Свет погас - Редьярд Киплинг
Шрифт:
Интервал:
Закладка:
— Но чем он так занят, что не может написать ей? — Звук голосов внизу на дороге заставил Мэзи высунуться из окна. Какой-то кавалерист местного гарнизона разговаривал с кухаркой Ками. Лунный свет играл на ножнах его сабли, которую он придержал рукой, чтобы она ненароком не загремела. Чепец кухарки бросал густую тень на ее лицо, которое придвинулось почти вплотную к лицу кавалериста. Он обхватил рукою ее талию и прижал ее еще ближе к себе, а затем послышался звук поцелуя.
— Фуй! — воскликнула Мэзи, откидываясь назад.
— Что такое? — спросила рыжеволосая девушка, беспокойно ворочаясь в постели.

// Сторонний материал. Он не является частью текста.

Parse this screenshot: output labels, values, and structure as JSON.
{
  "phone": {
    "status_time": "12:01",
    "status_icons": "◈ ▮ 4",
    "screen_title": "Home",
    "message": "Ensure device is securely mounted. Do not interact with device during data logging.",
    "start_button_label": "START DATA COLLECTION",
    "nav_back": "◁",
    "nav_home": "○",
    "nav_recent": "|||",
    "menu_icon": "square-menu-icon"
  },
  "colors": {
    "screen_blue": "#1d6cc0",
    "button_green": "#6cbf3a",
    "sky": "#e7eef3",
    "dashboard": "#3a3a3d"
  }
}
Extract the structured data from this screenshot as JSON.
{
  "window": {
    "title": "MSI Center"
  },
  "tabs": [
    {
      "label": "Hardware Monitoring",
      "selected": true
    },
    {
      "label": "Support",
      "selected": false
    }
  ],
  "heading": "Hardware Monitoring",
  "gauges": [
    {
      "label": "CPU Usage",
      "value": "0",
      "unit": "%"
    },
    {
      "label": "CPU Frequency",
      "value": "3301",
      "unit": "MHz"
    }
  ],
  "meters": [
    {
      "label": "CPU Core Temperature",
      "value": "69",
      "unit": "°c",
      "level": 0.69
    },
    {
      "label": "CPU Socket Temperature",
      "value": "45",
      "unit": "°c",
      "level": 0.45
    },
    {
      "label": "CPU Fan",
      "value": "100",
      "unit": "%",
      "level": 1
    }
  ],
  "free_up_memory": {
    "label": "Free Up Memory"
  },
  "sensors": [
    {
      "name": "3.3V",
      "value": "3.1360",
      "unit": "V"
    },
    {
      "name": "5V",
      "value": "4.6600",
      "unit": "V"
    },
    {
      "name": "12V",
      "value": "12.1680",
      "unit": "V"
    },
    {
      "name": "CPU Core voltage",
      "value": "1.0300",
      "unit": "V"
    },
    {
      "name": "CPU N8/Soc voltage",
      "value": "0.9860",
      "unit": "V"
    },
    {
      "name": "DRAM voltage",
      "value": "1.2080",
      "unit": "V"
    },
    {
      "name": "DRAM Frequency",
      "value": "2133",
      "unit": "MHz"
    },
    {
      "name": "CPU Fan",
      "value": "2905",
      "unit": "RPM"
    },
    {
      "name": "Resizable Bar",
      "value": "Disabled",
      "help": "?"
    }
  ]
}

— Ничего, солдат целуется с кухаркой, вот и все, — ответила Мэзи. — Теперь они ушли, слава Богу! — И она опять высунулась из окна, но предварительно накинула на плечи платок поверх своего ночного капота, чтобы уберечь себя от простуды. Поднялся легкий ночной ветерок, и засохшая роза под окном закивала своей склоненной головкой, как будто ей были известны несказанные тайны. Неужели Дик мог отвратить свои мысли от ее работы и от своей и опуститься до унизительного положения этих людей, кухарки Сусанны и этого солдата? Нет, он не мог! И роза опять закивала головкой соседним с ней листочкам, и в этот момент она походила на лукавого маленького чертенка, который почесывает у себя за ухом. «Дик не мог дойти до этого, — думала Мэзи, — потому что он мой, мой и мой! Он сам так говорил. Но не все ли мне равно, что он делает. Я только боюсь, что это может повредить его работе и моей тоже, если он когда-нибудь дойдет до этого».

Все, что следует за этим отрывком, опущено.